I was bored and underchallenged in my old role. I felt over qualified to be doing such an administrative job as I already had a good degree plus lots of admin experience under my belt from temp jobs during my gap year and university holidays. I was so ready to move forward and be challenged and developed but it was made clear to me that I would have to stay as an administrator for at least 1.5 years before I would even be considered for promotion. I was simply not willing to wait to be offered this opportunity so I decided to look elsewhere for an organisation who would recognise my capabilites and potential.

Are you happy with the change?

Thrilled! I have been given a great opportunity to take on responsibility for interesting projects and work with people who believe in me. Working in the Not-for-Profit sector is rewarding, especially in such a successful organisation that is growing rapidly.

What do you miss and what don't you miss?

I don't miss being made to feel guilty for wishing to have a work-life balance. Also I don't miss feeling undermined at work.

How did you go about making the change?

I knew after about 4 months in my previous role that I was not happy there and so I started registering with quality recruitment agencies and talking to everyone I knew about their jobs to see what else was out there that would interest me. I considered going into Social Research for a while but eventually the opportunity to move up in the field I was already in presented itself to me and I knew it was the right choice for my next career move.

What was the most difficult thing about changing?

Lots of people told me it was a mistake to leave your first job after university after only 7 months and I worried that I would be considered a risk to my next employer and therefore miss out on opportunities to others with more experience and a track record of longer term commitment to their past roles. However, I realised that nothing could be worse that feeling negative at work every day and I instinctively knew I would be able to get a great job despite leaving my first role so early.

What help did you get?

I relied heavily on my parents for support and advice. My mother has been a Recruitment Consultant and Headhunter for many years so her help was invaluable. I also took the risk of resigning from my last role before I had secured another position elsewhere which turned out to be the best decision as it gave me time to research and consider all of the options open to me in a calm way. Job hunting became a full time job for me and I really look back on those 2 months between jobs as time well spent taking a good look at what I wanted and what was best for me.
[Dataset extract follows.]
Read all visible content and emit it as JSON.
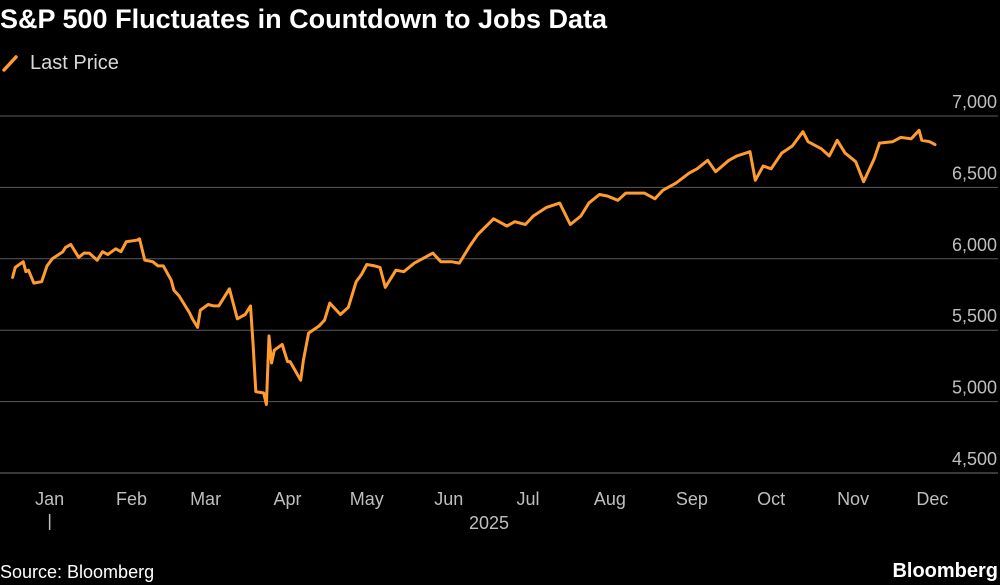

What have you learnt in the process?

I have learnt never to settle for something that feels wrong - don't be afraid to take calculated risks. Also - I had the option of staying in the Financial Services sector which would have given me an impressive increase in salary but I chose to take a job with a more modest salary increse knowing it was the most fulfilling and exciting option on offer. So I would adivse anyone think carefully about what kind of salary they really could be happy on rather than automatically taking roles that pay better but could mean you compromise on happiness and work-life balance.

What do you wish you'd done differently?

Nothing!

What would you advise others to do in the same situation?

The best decision I made was to resign from my old job and devote all my attention to soul searching and job hunting. This means you make decisions about your next career move with clarity and without the desperate pressure of simply wanting to escape from a job that makes you unhappy.